What does this mean?#

Well, we have confirmed that CPUs and GPUs are different, yay. Which means that if you want to parallelize your application using do concurrent in Fortran, you need to check if you’re using the hardware in the best possible fashion. The best way to do this is to think about data locality and how the cache lines are being used.

Another great way to do it is doing something similar to what we did. We created a mini-app which we used to benchmark and compare the performance across the different loop structures.

So let’s look at the problem we’re solving…the key aspect of this problem is that it is based on a tridiagonal solver across the k (vertical) direction. This means that the k loop needs to ALWAYS be processed sequentially, otherwise we get bogus results. So process the entirety of k sequentially per (i,j) column.

In Fortran arrays are in column-major ordering, i.e. here a(i,j,k) the i varies the fastest, then j, then k. So contiguous access along the i direction is optimal. For the CPU:

do k = 1, nk
	do concurrent(i=1:ni, j=1:nj) !or j->i, they are very similar!

This works great because the outer loop is sequential, so for each k, the i,j or j,i loop is collapsed and parallelized across 40 threads on the CPU, each one working on a different (i,j) pair. This has good cache locality, since the inner loops access with a stride-1.

Why is this bad on the GPU? We have nk layers each one having ni*nj points to traverse. So for each k, we have ni*nj work and we have (on the CPU) a limited amount of threads. So on the GPU our only source of parallelism within each slice and we’ve introduced serialization at the k global level! We’re idling waiting for each K to complete.

Now for the GPU:

do concurrent(j=1:nj, i=1:ni)
	do k = 1, nk

Our parallelism is based on the ni*nj number of loop iterations we’d need to do, since the GPU has access to enough threads to launch all of these concurrently we can expose a massive amount of parallelism.

So, why is this bad on the CPU? we’re parallelizing across the ni*nj space. So for realistic sizes, ni*nj > nthreads so we’re limiting the amount of parallelism we can expose. Additionally, the strides between the ks will be very large and lead to cache misses.

These are good things to think about when porting your applications from CPUs to GPUs.

Portability#

do concurrent is praised for its portability, similar to OpenMP offloading.
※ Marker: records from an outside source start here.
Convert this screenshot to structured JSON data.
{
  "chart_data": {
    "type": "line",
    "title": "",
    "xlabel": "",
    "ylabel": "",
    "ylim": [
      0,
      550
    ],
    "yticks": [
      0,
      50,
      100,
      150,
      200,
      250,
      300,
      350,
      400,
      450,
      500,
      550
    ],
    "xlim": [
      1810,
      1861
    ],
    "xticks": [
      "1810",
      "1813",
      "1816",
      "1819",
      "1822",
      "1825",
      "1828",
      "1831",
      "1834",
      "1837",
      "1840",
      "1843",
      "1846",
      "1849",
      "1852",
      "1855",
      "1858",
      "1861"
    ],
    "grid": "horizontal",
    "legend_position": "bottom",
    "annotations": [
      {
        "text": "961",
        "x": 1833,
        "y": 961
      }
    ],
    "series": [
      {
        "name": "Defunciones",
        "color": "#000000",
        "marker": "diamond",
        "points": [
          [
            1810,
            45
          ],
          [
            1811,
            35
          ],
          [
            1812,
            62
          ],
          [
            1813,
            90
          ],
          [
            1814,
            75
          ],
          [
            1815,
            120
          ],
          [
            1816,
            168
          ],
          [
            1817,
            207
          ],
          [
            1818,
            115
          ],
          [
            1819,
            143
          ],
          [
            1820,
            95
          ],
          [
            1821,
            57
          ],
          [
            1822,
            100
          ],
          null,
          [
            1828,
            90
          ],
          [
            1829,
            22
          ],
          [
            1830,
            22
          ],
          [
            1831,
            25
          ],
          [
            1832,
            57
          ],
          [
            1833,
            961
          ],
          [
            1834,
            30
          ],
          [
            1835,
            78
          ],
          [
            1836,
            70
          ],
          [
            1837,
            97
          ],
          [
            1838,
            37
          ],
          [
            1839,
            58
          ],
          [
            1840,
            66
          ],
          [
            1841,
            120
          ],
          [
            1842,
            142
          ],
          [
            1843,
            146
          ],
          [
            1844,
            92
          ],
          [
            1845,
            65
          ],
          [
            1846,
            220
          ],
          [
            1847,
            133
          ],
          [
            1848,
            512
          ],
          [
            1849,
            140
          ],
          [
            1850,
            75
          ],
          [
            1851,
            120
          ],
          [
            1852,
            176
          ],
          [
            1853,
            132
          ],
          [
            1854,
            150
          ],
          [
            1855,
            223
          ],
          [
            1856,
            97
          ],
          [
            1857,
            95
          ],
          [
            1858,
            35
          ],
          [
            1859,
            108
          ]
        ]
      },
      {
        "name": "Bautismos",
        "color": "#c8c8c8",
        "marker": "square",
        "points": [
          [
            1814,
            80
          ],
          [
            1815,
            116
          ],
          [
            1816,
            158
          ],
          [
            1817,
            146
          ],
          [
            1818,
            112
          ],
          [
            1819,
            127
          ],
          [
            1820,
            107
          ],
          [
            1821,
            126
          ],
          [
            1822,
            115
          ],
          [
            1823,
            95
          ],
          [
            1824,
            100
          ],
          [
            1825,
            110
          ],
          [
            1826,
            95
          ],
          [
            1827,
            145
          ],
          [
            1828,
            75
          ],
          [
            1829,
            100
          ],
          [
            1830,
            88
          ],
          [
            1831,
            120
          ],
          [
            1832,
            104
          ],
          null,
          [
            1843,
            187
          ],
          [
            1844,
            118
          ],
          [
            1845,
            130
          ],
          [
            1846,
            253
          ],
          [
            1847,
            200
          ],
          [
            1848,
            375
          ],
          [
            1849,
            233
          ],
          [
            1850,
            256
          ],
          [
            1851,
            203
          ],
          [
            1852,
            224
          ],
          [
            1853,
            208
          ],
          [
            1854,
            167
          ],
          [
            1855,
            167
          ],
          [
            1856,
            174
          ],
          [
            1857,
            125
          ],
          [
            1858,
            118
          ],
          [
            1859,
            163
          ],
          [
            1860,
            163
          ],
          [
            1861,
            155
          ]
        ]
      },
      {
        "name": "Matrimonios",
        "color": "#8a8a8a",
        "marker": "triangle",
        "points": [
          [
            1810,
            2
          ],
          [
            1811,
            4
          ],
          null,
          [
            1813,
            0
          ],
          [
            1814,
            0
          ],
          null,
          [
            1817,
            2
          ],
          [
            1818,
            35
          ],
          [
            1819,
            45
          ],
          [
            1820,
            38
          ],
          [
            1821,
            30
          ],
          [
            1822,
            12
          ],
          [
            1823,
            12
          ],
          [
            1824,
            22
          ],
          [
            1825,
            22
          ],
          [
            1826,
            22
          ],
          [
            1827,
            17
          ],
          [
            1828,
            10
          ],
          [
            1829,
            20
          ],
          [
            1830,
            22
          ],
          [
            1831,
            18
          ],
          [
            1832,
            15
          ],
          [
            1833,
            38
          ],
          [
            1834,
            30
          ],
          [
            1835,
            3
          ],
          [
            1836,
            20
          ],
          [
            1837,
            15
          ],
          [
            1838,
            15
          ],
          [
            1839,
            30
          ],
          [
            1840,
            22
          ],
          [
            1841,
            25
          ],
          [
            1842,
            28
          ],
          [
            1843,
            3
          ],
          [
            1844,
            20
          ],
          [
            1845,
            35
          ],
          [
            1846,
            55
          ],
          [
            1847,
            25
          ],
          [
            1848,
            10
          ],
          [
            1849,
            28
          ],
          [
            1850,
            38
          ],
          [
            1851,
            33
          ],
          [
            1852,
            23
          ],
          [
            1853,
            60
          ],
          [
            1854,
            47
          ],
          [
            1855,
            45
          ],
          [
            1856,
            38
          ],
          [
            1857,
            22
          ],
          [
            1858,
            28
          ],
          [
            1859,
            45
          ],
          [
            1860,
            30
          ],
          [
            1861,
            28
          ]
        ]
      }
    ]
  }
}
One single code to rule them all, it seems (?). Across compilers the support is varied, the best thing to do is to use the compiler the hardware vendor provides. On NVIDIA you use nvfortran, on AMD you use amdflang, and on Intel you use ifx. The key flags you need to be aware of are:

- NVIDIA: `nvfortran -mp=gpu -stdpar=gpu -gpu=mem:separate`
- AMD:    `amdflang -fopenmp --offload-arch=gfx90a -fdo-concurrent-to-openmp=device`
- INTEL:  `ifx -fiopenmp -fopenmp-targets=spir64  -fopenmp-target-do-concurrent  -fopenmp-do-concurrent-maptype-modifier=none`

So, where’s the pudding? See:

GPU Performance j-i-k

This is the benchmark done above but for multiple number of vertical layers. You can see that the PVC is the faster GPU while the V100 and the MI250X are performing quite similarly. The support of do concurrent offloading using the amdflang compiler is quite beta at the moment. I am hoping that in the next couple of months things get better, since the MI250X should be much faster than the V100.